Proprio grazie a queste particolari avventure il lavoro di taxi boat ha i suoi lati positivi. “Gli americani sono fantastici: amano chiacchierare e si godono davvero la giornata. Se sono soddisfatti del servizio lasciano grandi mance, una volta mi hanno dato 500 euro“. Altri turisti non sono altrettanto generosi: “Arabi e indiani si credono i migliori ma ti trattano come se fossi il loro galoppino“.

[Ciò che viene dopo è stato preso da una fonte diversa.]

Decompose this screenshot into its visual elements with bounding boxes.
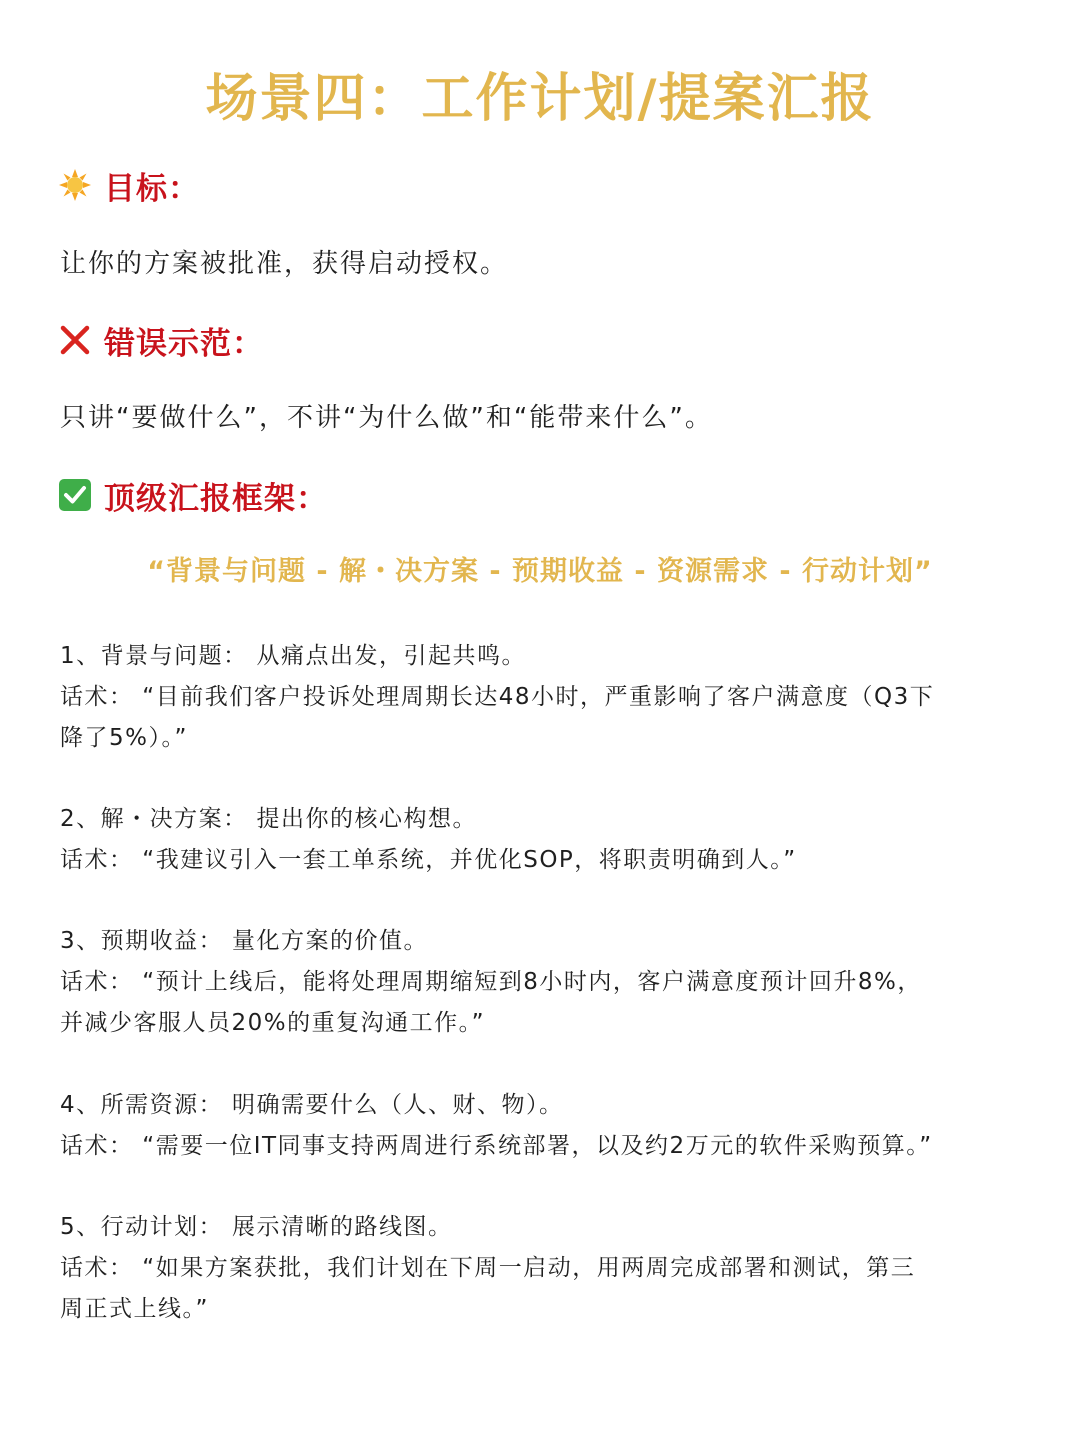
mistake-heading-label: 错误示范： bbox=[104, 325, 264, 362]
check-icon bbox=[58, 478, 92, 512]
list-item bbox=[60, 799, 1020, 881]
cross-icon bbox=[58, 323, 92, 357]
list-item bbox=[60, 1207, 1020, 1330]
framework-heading bbox=[58, 473, 328, 517]
item-script: 话术： “需要一位IT同事支持两周进行系统部署，以及约2万元的软件采购预算。” bbox=[60, 1133, 933, 1159]
item-script-continued: 周正式上线。” bbox=[60, 1296, 209, 1322]
goal-text: 让你的方案被批准，获得启动授权。 bbox=[60, 249, 509, 279]
item-title: 1、背景与问题： 从痛点出发，引起共鸣。 bbox=[60, 643, 526, 669]
goal-heading-label: 目标： bbox=[104, 170, 200, 207]
item-script: 话术： “目前我们客户投诉处理周期长达48小时，严重影响了客户满意度（Q3下 bbox=[60, 684, 935, 710]
item-script: 话术： “如果方案获批，我们计划在下周一启动，用两周完成部署和测试，第三 bbox=[60, 1255, 916, 1281]
item-script: 话术： “我建议引入一套工单系统，并优化SOP，将职责明确到人。” bbox=[60, 847, 797, 873]
framework-summary: “背景与问题 - 解・决方案 - 预期收益 - 资源需求 - 行动计划” bbox=[147, 556, 933, 587]
item-script: 话术： “预计上线后，能将处理周期缩短到8小时内，客户满意度预计回升8%， bbox=[60, 969, 922, 995]
item-script-continued: 并减少客服人员20%的重复沟通工作。” bbox=[60, 1010, 486, 1036]
list-item bbox=[60, 921, 1020, 1044]
item-title: 5、行动计划： 展示清晰的路线图。 bbox=[60, 1214, 453, 1240]
item-title: 4、所需资源： 明确需要什么（人、财、物）。 bbox=[60, 1092, 564, 1118]
mistake-text: 只讲“要做什么”，不讲“为什么做”和“能带来什么”。 bbox=[60, 403, 713, 433]
item-title: 3、预期收益： 量化方案的价值。 bbox=[60, 928, 428, 954]
item-title: 2、解・决方案： 提出你的核心构想。 bbox=[60, 806, 477, 832]
item-script-continued: 降了5%）。” bbox=[60, 725, 188, 751]
list-item bbox=[60, 636, 1020, 759]
mistake-heading bbox=[58, 318, 264, 362]
page-title: 场景四：工作计划/提案汇报 bbox=[205, 69, 875, 129]
goal-heading bbox=[58, 163, 200, 207]
sun-icon bbox=[58, 168, 92, 202]
framework-heading-label: 顶级汇报框架： bbox=[104, 480, 328, 517]
list-item bbox=[60, 1085, 1020, 1167]
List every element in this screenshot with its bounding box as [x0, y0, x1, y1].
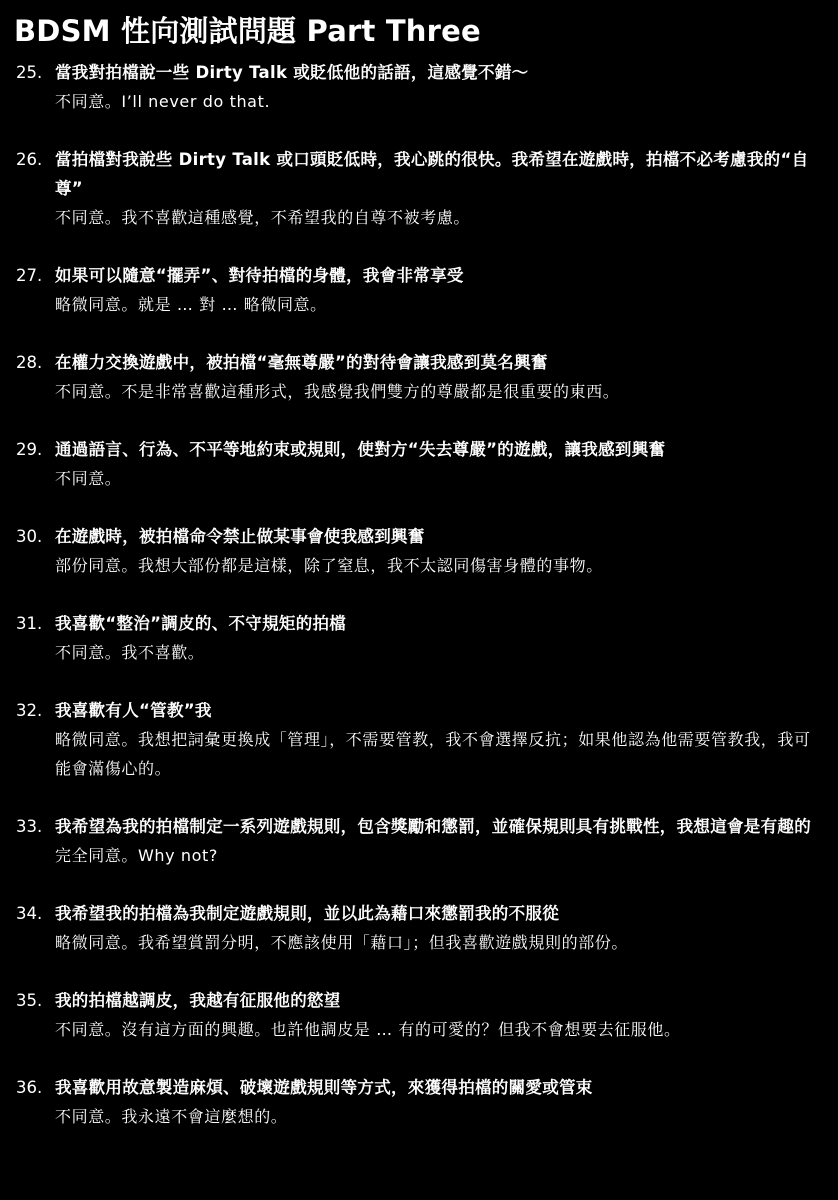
question-number: 36.	[16, 1078, 43, 1097]
answer-text: 略微同意。就是 … 對 … 略微同意。	[55, 295, 327, 314]
question-number: 29.	[16, 440, 43, 459]
question-number: 26.	[16, 150, 43, 169]
question-item	[14, 145, 824, 232]
question-number: 35.	[16, 991, 43, 1010]
question-text: 在遊戲時，被拍檔命令禁止做某事會使我感到興奮	[55, 527, 425, 546]
question-number: 33.	[16, 817, 43, 836]
question-item	[14, 58, 824, 116]
answer-text: 不同意。我永遠不會這麼想的。	[55, 1107, 288, 1126]
question-text: 我的拍檔越調皮，我越有征服他的慾望	[55, 991, 341, 1010]
question-text: 我喜歡用故意製造麻煩、破壞遊戲規則等方式，來獲得拍檔的關愛或管束	[55, 1078, 593, 1097]
answer-text: 不同意。不是非常喜歡這種形式，我感覺我們雙方的尊嚴都是很重要的東西。	[55, 382, 620, 401]
answer-text: 不同意。沒有這方面的興趣。也許他調皮是 … 有的可愛的？但我不會想要去征服他。	[55, 1020, 681, 1039]
question-text: 在權力交換遊戲中，被拍檔“毫無尊嚴”的對待會讓我感到莫名興奮	[55, 353, 548, 372]
question-number: 31.	[16, 614, 43, 633]
question-number: 34.	[16, 904, 43, 923]
question-number: 32.	[16, 701, 43, 720]
question-number: 25.	[16, 63, 43, 82]
answer-text: 略微同意。我希望賞罰分明，不應該使用「藉口」；但我喜歡遊戲規則的部份。	[55, 933, 629, 952]
question-item	[14, 899, 824, 957]
question-number: 27.	[16, 266, 43, 285]
question-item	[14, 609, 824, 667]
question-item	[14, 1073, 824, 1131]
question-text: 我希望為我的拍檔制定一系列遊戲規則，包含獎勵和懲罰，並確保規則具有挑戰性，我想這會是有趣的	[55, 817, 811, 836]
question-text: 我喜歡有人“管教”我	[55, 701, 212, 720]
question-number: 30.	[16, 527, 43, 546]
question-item	[14, 522, 824, 580]
question-item	[14, 812, 824, 870]
question-item	[14, 986, 824, 1044]
question-text: 當拍檔對我說些 Dirty Talk 或口頭貶低時，我心跳的很快。我希望在遊戲時，拍檔不必考慮我的“自尊”	[55, 150, 809, 198]
answer-text: 不同意。我不喜歡這種感覺，不希望我的自尊不被考慮。	[55, 208, 471, 227]
question-text: 我喜歡“整治”調皮的、不守規矩的拍檔	[55, 614, 347, 633]
answer-text: 略微同意。我想把詞彙更換成「管理」，不需要管教，我不會選擇反抗；如果他認為他需要管教我，我可能會滿傷心的。	[55, 730, 811, 778]
question-item	[14, 696, 824, 783]
answer-text: 不同意。我不喜歡。	[55, 643, 205, 662]
question-text: 如果可以隨意“擺弄”、對待拍檔的身體，我會非常享受	[55, 266, 464, 285]
question-item	[14, 435, 824, 493]
answer-text: 不同意。I’ll never do that.	[55, 92, 271, 111]
question-number: 28.	[16, 353, 43, 372]
page-title: BDSM 性向測試問題 Part Three	[14, 14, 481, 48]
answer-text: 部份同意。我想大部份都是這樣，除了窒息，我不太認同傷害身體的事物。	[55, 556, 603, 575]
question-text: 通過語言、行為、不平等地約束或規則，使對方“失去尊嚴”的遊戲，讓我感到興奮	[55, 440, 666, 459]
answer-text: 完全同意。Why not?	[55, 846, 219, 865]
question-list	[14, 58, 824, 1160]
question-item	[14, 348, 824, 406]
question-item	[14, 261, 824, 319]
question-text: 當我對拍檔說一些 Dirty Talk 或貶低他的話語，這感覺不錯～	[55, 63, 529, 82]
question-text: 我希望我的拍檔為我制定遊戲規則，並以此為藉口來懲罰我的不服從	[55, 904, 559, 923]
answer-text: 不同意。	[55, 469, 122, 488]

Tuttavia, dietro il fascino delle acque del Lago di Como si nasconde una realtà lavorativa dura: “Quando siamo in alta stagione molto spesso non esiste la pausa pranzo, si sta in barca per dieci ore consecutive senza nemmeno avere il tempo di andare in bagno“. Inoltre, il rischio è sempre dietro l’angolo: “La vita dei clienti dipende da te, ci sono giorni in cui le condizioni del lago, tra vento e onde, sono pessime”.
“Il settore dei taxi boat è come una giungla, il lavoro in nero è molto diffuso, tutti si conoscono e sanno quello che succede, ma nessuno parla – ha spiegato il conducente, che anche per queste ragioni, comprensibilmente, ha scelto l’anonimato – Ci sono persone che nel giorno libero decidono di andare a lavorare in nero per altre compagnie. Conosco persone che lavorano sette giorni su sette senza alcuna tutela, e poi non mancano i lavoratori completamente in nero”.

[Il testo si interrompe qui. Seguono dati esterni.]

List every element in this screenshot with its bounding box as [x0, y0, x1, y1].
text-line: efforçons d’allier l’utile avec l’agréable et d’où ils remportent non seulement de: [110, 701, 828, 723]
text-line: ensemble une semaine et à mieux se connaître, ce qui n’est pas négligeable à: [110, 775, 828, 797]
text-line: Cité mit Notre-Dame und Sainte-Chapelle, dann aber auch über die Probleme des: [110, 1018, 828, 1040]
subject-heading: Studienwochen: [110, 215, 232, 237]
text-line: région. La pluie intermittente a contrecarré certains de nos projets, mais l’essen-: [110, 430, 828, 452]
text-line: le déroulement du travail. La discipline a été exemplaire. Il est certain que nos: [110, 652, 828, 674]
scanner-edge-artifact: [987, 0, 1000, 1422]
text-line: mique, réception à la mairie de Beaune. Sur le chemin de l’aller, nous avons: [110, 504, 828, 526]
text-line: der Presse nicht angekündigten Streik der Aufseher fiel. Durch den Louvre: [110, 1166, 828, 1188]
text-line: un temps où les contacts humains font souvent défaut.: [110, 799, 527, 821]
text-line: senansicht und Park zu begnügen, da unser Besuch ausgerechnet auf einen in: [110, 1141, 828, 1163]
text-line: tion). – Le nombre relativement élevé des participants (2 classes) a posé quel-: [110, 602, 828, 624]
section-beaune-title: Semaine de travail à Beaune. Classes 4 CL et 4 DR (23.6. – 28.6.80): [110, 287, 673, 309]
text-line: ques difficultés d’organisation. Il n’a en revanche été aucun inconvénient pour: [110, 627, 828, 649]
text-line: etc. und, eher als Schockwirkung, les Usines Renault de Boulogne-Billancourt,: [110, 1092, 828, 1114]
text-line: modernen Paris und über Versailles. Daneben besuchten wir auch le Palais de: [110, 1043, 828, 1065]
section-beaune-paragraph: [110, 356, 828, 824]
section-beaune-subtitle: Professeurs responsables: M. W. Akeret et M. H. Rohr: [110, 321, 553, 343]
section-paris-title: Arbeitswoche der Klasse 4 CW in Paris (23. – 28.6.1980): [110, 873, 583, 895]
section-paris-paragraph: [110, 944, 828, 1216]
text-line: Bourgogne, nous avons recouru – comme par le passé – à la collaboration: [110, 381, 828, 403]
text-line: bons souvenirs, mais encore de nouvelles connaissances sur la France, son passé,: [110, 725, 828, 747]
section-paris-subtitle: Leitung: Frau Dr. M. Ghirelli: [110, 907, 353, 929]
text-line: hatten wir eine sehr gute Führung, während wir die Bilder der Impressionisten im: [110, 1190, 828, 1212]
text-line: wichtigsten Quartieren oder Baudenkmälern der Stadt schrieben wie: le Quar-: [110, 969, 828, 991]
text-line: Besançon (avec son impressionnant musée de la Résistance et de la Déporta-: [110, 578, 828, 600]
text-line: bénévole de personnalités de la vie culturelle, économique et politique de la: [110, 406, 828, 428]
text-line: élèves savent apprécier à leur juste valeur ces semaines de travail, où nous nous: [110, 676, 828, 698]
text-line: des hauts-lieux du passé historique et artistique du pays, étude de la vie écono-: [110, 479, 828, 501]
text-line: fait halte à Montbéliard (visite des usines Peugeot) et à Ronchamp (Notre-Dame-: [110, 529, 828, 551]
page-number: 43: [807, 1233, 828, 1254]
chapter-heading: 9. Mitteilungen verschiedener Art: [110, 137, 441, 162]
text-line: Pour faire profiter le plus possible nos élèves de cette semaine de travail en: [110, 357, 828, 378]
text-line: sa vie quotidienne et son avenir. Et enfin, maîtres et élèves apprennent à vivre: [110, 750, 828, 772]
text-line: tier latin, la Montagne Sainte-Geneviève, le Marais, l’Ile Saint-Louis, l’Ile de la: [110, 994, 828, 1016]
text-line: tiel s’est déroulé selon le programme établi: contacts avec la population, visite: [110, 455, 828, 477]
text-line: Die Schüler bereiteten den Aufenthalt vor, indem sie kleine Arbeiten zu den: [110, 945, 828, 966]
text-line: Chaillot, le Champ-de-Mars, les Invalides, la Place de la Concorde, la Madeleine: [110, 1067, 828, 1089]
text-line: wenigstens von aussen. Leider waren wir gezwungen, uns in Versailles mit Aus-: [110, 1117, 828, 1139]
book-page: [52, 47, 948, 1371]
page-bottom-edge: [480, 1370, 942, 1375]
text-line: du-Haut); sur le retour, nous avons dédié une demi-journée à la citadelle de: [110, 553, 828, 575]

La situazione si complica con l’arrivo della stagione turistica, due anni fa la giunta Rapinese vietò l’approdo di barche private al pontile di Sant’Agostino indirizzandole ad usufruire delle strutture del Porto Marina 2, secondo il conducente questa soluzione potrebbe ridurre l’ingorgo di barche ma non è molto fiducioso: “Penso che si prenderà ancora gente da là (Sant’Agostino, ndr), ci sarà il solito casino di barche, anche a noleggio. Questa, è una situazione molto pericolosa, perché in tanti non sanno nemmeno guidarle, dovrebbero esserci più controlli su chi può affittare una barca”.

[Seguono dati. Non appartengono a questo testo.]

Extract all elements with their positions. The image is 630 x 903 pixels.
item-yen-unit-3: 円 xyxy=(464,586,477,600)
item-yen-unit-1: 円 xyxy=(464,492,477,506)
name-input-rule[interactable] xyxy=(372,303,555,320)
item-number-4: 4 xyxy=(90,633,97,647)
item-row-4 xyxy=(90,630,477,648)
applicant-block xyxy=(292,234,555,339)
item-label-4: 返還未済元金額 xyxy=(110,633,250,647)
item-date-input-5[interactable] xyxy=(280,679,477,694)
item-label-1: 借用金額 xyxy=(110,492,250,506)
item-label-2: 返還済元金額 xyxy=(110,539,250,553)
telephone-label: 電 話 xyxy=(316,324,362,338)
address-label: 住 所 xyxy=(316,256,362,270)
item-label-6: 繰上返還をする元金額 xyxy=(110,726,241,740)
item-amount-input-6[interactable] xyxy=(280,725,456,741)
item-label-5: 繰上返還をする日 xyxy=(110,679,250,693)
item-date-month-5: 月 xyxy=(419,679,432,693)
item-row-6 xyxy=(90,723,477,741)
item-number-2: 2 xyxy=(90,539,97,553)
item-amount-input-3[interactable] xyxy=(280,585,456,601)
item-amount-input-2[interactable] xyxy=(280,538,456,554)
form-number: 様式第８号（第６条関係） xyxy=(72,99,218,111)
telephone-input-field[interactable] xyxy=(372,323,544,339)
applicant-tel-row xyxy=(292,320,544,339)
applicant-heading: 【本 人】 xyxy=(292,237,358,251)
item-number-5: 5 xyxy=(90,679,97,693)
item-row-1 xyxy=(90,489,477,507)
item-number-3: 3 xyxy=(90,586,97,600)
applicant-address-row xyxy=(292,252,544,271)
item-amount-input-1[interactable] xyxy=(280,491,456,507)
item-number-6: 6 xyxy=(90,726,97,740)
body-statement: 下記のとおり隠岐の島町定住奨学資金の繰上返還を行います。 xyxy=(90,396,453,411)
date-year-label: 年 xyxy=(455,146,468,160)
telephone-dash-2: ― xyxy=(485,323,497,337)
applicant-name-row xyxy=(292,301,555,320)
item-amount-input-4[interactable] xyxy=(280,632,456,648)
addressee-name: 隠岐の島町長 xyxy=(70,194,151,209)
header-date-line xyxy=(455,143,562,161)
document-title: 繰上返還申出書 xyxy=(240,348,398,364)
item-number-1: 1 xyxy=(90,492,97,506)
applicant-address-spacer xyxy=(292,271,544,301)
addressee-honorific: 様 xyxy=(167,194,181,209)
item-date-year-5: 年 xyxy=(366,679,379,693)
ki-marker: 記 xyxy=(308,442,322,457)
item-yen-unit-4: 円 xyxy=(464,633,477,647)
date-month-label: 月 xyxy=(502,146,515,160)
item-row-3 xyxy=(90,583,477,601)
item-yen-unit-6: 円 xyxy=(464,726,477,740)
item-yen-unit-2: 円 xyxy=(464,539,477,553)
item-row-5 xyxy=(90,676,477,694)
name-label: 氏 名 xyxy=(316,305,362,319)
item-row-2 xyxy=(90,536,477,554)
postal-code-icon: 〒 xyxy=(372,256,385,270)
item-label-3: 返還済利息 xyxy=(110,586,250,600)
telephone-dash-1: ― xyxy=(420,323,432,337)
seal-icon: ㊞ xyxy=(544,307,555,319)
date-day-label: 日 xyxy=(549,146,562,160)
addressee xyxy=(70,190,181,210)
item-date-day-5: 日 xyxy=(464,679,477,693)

Il vero pericolo, infatti, non sono le onde o il meteo, ma chi non ha esperienza: “Alcuni si incagliano sul fondale basso, altri non sanno riaccendere il motore. E poi tocca a noi soccorrerli“. E quando l’alcol entra in gioco, la situazione diventa ancora più rischiosa: “Gli inglesi si ubriacano a livelli assurdi. Una volta una barca si è scontrata con un’altra già ormeggiata, distruggendola completamente, perché erano tutti sbronzi al ritorno dal giro”.